M&S is a global clothing, food and home product retailer which is a member of the London Stock Exchange, currently listed on the FTSE 250 Index. M&S has recently suffered a loss in jobs and stores, both stemming from the pandemic, which took a crucifying hit to the consumer retail industry, but also tensions with war, inflationary pressures and recessionary threats. All combined have taken a toll on M&S' stock, which we believe is currently overvalued and will see further declines, hence our recommendation to short sell.
Current price: £124.37
Target price: £105.26
Stop: £134.65
Catalysts
We identify three major catalysts driving our recommendation as follows:
Cost of living crisis
It is impossible to ignore the effects of the energy crisis, which have crippled consumer budgets and increased the cost of living in the UK, Europe and globally. Being a multinational operator therefore, M&S has seen a considerable decline in sales across the board. As more and more savings are needed to fund energy bills, less can be spent on discretionary consumer goods.
We note M&S prides itself on high-quality, luxury foods and beverages, and therefore at a distressing time more consumers switch to discount supermarkets, exacerbating the impact for M&S.
JP Morgan's Georgina Johanan estimates a further 10% fall in consumer discretionary spending this year. Recent escalations with a full shutdown of Nord Stream 1's pipeline supply to Europe supports this estimate, and suggests further squeezes for consumers. As we approach winter months, we will see whether current gas storage levels (fairly high and promising) will be enough to carry through the whole winter, and what this means for 2023 supplies.
It does not seem inflation has peaked either, with the cost of living aside from energy bills also increasing. For July 2022 in the UK, inflation is 10.1% Y/y, with the anticipated August print releasing soon. High inflation is bad for M&S, as consumers reduce spending in times of higher inflation, and so we believe falling revenues will contribute to the fall in the stock.
Cross-currency headwinds
GBP/USD is one of the most traded currency pairs in the world. Recent economic situations have seen the greenback appreciating significantly, and has seen the GBP/USD pair fall. On Wednesday 7 September, the pair fell to $1.1406, the lowest level since 1985, driven by Truss' inauguration as PM. The EUR/USD pair fell below $0.99 for the first time since 2002.
What this means for M&S however, is that a weak pound and euro relative to the dollar makes imports expensive. Notably M&S will face higher cotton prices, its main import for clothing business, and continuations in the depreciation of the pound will mean further increases in import costs.
Supply-chain issues
As with major retailers, the biggest challenge facing them since the COVID-19 pandemic set is supply-chain disruptions. The fall in shipping activity crucially took a blow to M&S profits, but they have continued through the past two years especially given the emergence of the War on Ukraine in 2022. We believe these disruptions are likely to continue for the remainder of the year and into 2023, due to two main reasons: continuation of the war in Ukraine and China Zero-Covid policy means severe reduction in exports from China.
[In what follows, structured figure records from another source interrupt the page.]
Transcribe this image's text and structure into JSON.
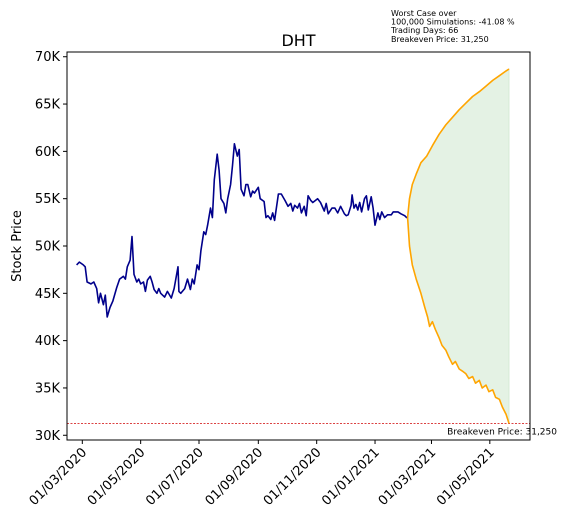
{
  "chart_data": {
    "type": "line",
    "title": "DHT",
    "ylabel": "Stock Price",
    "xlabel": "",
    "ylim": [
      29500,
      70500
    ],
    "xlim": [
      "2020-02-14",
      "2021-06-12"
    ],
    "y_ticks": [
      30000,
      35000,
      40000,
      45000,
      50000,
      55000,
      60000,
      65000,
      70000
    ],
    "y_tick_labels": [
      "30K",
      "35K",
      "40K",
      "45K",
      "50K",
      "55K",
      "60K",
      "65K",
      "70K"
    ],
    "x_ticks": [
      "2020-03-01",
      "2020-05-01",
      "2020-07-01",
      "2020-09-01",
      "2020-11-01",
      "2021-01-01",
      "2021-03-01",
      "2021-05-01"
    ],
    "x_tick_labels": [
      "01/03/2020",
      "01/05/2020",
      "01/07/2020",
      "01/09/2020",
      "01/11/2020",
      "01/01/2021",
      "01/03/2021",
      "01/05/2021"
    ],
    "annotation_lines": [
      "Worst Case over",
      "100,000 Simulations: -41.08 %",
      "Trading Days: 66",
      "Breakeven Price: 31,250"
    ],
    "breakeven": {
      "value": 31250,
      "label": "Breakeven Price: 31,250"
    },
    "colors": {
      "history": "#00008b",
      "bounds": "#ffa500",
      "fill": "#e4f2e4",
      "breakeven": "#d62728"
    },
    "series": [
      {
        "role": "history",
        "points": [
          [
            "2020-02-24",
            48000
          ],
          [
            "2020-02-27",
            48300
          ],
          [
            "2020-03-02",
            48000
          ],
          [
            "2020-03-04",
            47800
          ],
          [
            "2020-03-06",
            46200
          ],
          [
            "2020-03-10",
            46000
          ],
          [
            "2020-03-13",
            46200
          ],
          [
            "2020-03-16",
            45500
          ],
          [
            "2020-03-18",
            44000
          ],
          [
            "2020-03-20",
            45000
          ],
          [
            "2020-03-23",
            43800
          ],
          [
            "2020-03-25",
            44800
          ],
          [
            "2020-03-27",
            42500
          ],
          [
            "2020-03-30",
            43500
          ],
          [
            "2020-04-02",
            44200
          ],
          [
            "2020-04-06",
            45600
          ],
          [
            "2020-04-09",
            46500
          ],
          [
            "2020-04-13",
            46800
          ],
          [
            "2020-04-15",
            46500
          ],
          [
            "2020-04-17",
            47800
          ],
          [
            "2020-04-20",
            48500
          ],
          [
            "2020-04-22",
            51000
          ],
          [
            "2020-04-24",
            47000
          ],
          [
            "2020-04-27",
            46200
          ],
          [
            "2020-04-29",
            46500
          ],
          [
            "2020-05-01",
            46000
          ],
          [
            "2020-05-04",
            46200
          ],
          [
            "2020-05-06",
            45200
          ],
          [
            "2020-05-08",
            46400
          ],
          [
            "2020-05-11",
            46800
          ],
          [
            "2020-05-13",
            46200
          ],
          [
            "2020-05-15",
            45400
          ],
          [
            "2020-05-18",
            45000
          ],
          [
            "2020-05-20",
            45500
          ],
          [
            "2020-05-22",
            45000
          ],
          [
            "2020-05-26",
            44600
          ],
          [
            "2020-05-29",
            45200
          ],
          [
            "2020-06-02",
            44500
          ],
          [
            "2020-06-05",
            45500
          ],
          [
            "2020-06-09",
            47800
          ],
          [
            "2020-06-10",
            45200
          ],
          [
            "2020-06-12",
            45000
          ],
          [
            "2020-06-16",
            45500
          ],
          [
            "2020-06-19",
            46500
          ],
          [
            "2020-06-22",
            45400
          ],
          [
            "2020-06-24",
            46500
          ],
          [
            "2020-06-26",
            46000
          ],
          [
            "2020-06-29",
            48000
          ],
          [
            "2020-07-01",
            47500
          ],
          [
            "2020-07-03",
            49500
          ],
          [
            "2020-07-06",
            51500
          ],
          [
            "2020-07-08",
            51200
          ],
          [
            "2020-07-10",
            52200
          ],
          [
            "2020-07-13",
            54000
          ],
          [
            "2020-07-15",
            53000
          ],
          [
            "2020-07-17",
            57000
          ],
          [
            "2020-07-20",
            59700
          ],
          [
            "2020-07-22",
            58000
          ],
          [
            "2020-07-24",
            55000
          ],
          [
            "2020-07-27",
            54500
          ],
          [
            "2020-07-29",
            53500
          ],
          [
            "2020-07-31",
            55000
          ],
          [
            "2020-08-03",
            56500
          ],
          [
            "2020-08-05",
            58500
          ],
          [
            "2020-08-07",
            60800
          ],
          [
            "2020-08-10",
            59500
          ],
          [
            "2020-08-12",
            60200
          ],
          [
            "2020-08-14",
            56000
          ],
          [
            "2020-08-17",
            55300
          ],
          [
            "2020-08-19",
            56500
          ],
          [
            "2020-08-21",
            56500
          ],
          [
            "2020-08-24",
            55200
          ],
          [
            "2020-08-26",
            55800
          ],
          [
            "2020-08-28",
            55600
          ],
          [
            "2020-09-01",
            56200
          ],
          [
            "2020-09-03",
            55000
          ],
          [
            "2020-09-07",
            54700
          ],
          [
            "2020-09-09",
            53000
          ],
          [
            "2020-09-11",
            53200
          ],
          [
            "2020-09-14",
            52800
          ],
          [
            "2020-09-16",
            53500
          ],
          [
            "2020-09-18",
            52700
          ],
          [
            "2020-09-22",
            55500
          ],
          [
            "2020-09-25",
            55500
          ],
          [
            "2020-09-29",
            54800
          ],
          [
            "2020-10-02",
            54200
          ],
          [
            "2020-10-05",
            54500
          ],
          [
            "2020-10-07",
            53700
          ],
          [
            "2020-10-09",
            54300
          ],
          [
            "2020-10-12",
            54000
          ],
          [
            "2020-10-14",
            54500
          ],
          [
            "2020-10-16",
            53500
          ],
          [
            "2020-10-19",
            54200
          ],
          [
            "2020-10-21",
            53200
          ],
          [
            "2020-10-23",
            55300
          ],
          [
            "2020-10-26",
            54800
          ],
          [
            "2020-10-28",
            54600
          ],
          [
            "2020-11-02",
            55000
          ],
          [
            "2020-11-05",
            54600
          ],
          [
            "2020-11-09",
            53700
          ],
          [
            "2020-11-11",
            54500
          ],
          [
            "2020-11-13",
            53400
          ],
          [
            "2020-11-17",
            54000
          ],
          [
            "2020-11-20",
            54000
          ],
          [
            "2020-11-23",
            53500
          ],
          [
            "2020-11-26",
            54200
          ],
          [
            "2020-11-30",
            53400
          ],
          [
            "2020-12-02",
            53200
          ],
          [
            "2020-12-04",
            53300
          ],
          [
            "2020-12-07",
            54300
          ],
          [
            "2020-12-08",
            55400
          ],
          [
            "2020-12-10",
            54000
          ],
          [
            "2020-12-12",
            54400
          ],
          [
            "2020-12-14",
            53800
          ],
          [
            "2020-12-16",
            54600
          ],
          [
            "2020-12-18",
            53600
          ],
          [
            "2020-12-21",
            55000
          ],
          [
            "2020-12-23",
            55300
          ],
          [
            "2020-12-25",
            53800
          ],
          [
            "2020-12-28",
            55200
          ],
          [
            "2020-12-30",
            54000
          ],
          [
            "2021-01-01",
            52200
          ],
          [
            "2021-01-04",
            53500
          ],
          [
            "2021-01-06",
            52800
          ],
          [
            "2021-01-08",
            53600
          ],
          [
            "2021-01-11",
            53000
          ],
          [
            "2021-01-14",
            53300
          ],
          [
            "2021-01-18",
            53300
          ],
          [
            "2021-01-20",
            53600
          ],
          [
            "2021-01-25",
            53600
          ],
          [
            "2021-01-28",
            53400
          ],
          [
            "2021-02-01",
            53200
          ],
          [
            "2021-02-03",
            53000
          ],
          [
            "2021-02-04",
            53000
          ]
        ]
      },
      {
        "role": "upper-bound",
        "points": [
          [
            "2021-02-04",
            53000
          ],
          [
            "2021-02-06",
            55000
          ],
          [
            "2021-02-09",
            56500
          ],
          [
            "2021-02-13",
            57600
          ],
          [
            "2021-02-18",
            58800
          ],
          [
            "2021-02-24",
            59500
          ],
          [
            "2021-03-02",
            60600
          ],
          [
            "2021-03-09",
            61800
          ],
          [
            "2021-03-16",
            62800
          ],
          [
            "2021-03-23",
            63600
          ],
          [
            "2021-03-30",
            64400
          ],
          [
            "2021-04-06",
            65100
          ],
          [
            "2021-04-13",
            65800
          ],
          [
            "2021-04-20",
            66300
          ],
          [
            "2021-04-27",
            66900
          ],
          [
            "2021-05-04",
            67500
          ],
          [
            "2021-05-11",
            68000
          ],
          [
            "2021-05-18",
            68500
          ],
          [
            "2021-05-21",
            68700
          ]
        ]
      },
      {
        "role": "lower-bound",
        "points": [
          [
            "2021-02-04",
            53000
          ],
          [
            "2021-02-06",
            50000
          ],
          [
            "2021-02-09",
            48000
          ],
          [
            "2021-02-13",
            46500
          ],
          [
            "2021-02-18",
            45000
          ],
          [
            "2021-02-22",
            43500
          ],
          [
            "2021-02-25",
            42500
          ],
          [
            "2021-02-27",
            41500
          ],
          [
            "2021-03-02",
            42000
          ],
          [
            "2021-03-05",
            41200
          ],
          [
            "2021-03-09",
            40300
          ],
          [
            "2021-03-12",
            39500
          ],
          [
            "2021-03-16",
            39000
          ],
          [
            "2021-03-19",
            38300
          ],
          [
            "2021-03-23",
            37500
          ],
          [
            "2021-03-26",
            37800
          ],
          [
            "2021-03-30",
            37000
          ],
          [
            "2021-04-02",
            36800
          ],
          [
            "2021-04-06",
            36500
          ],
          [
            "2021-04-09",
            36000
          ],
          [
            "2021-04-13",
            36200
          ],
          [
            "2021-04-16",
            35500
          ],
          [
            "2021-04-20",
            35800
          ],
          [
            "2021-04-23",
            35000
          ],
          [
            "2021-04-27",
            35300
          ],
          [
            "2021-04-30",
            34600
          ],
          [
            "2021-05-04",
            34800
          ],
          [
            "2021-05-07",
            34000
          ],
          [
            "2021-05-11",
            33800
          ],
          [
            "2021-05-14",
            33000
          ],
          [
            "2021-05-18",
            32200
          ],
          [
            "2021-05-21",
            31250
          ]
        ]
      }
    ]
  }
}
We have seen the effect that supply-chains and other headwinds have had on M&S this year, but also the effects on the wider indices are evident.
In Europe, retail is the worst performing sector, down 38% YTD (2022). In addition, in the UK the FTSE 350 Retailers Index has fallen 33% YTD (same period).
Risks
We can identify a risk we see to this trade as being the new measure by Liz Truss to impose an energy price cap. The proposition is to set a cap at £2,500 for the energy bill of all households, in place from 1 October 2022 for 2 years. This should help consumers save more, due to less energy bill obligations, and hence spend more on discretionary goods such as at M&S. This should increase the stock price.
However, we do not see this as a significant risk as of now. Truss has also said this money will be funded by windfall taxes, and also called for tax cuts, meaning the the Government will likely fall further into debt. The repayment of this debt will burden British citizens for years to come, and following the economic principle of 'Ricardian Equivalence', we may not see a major increase in consumer discretionary spending as expected. We note these measures are more to delay the inevitable recession than preventive of it, and so we remain cautious about the strength of the MKS stock.
We do not believe this sector will start performing well in the near-future, and so maintain our short positioning on a 6-month scale.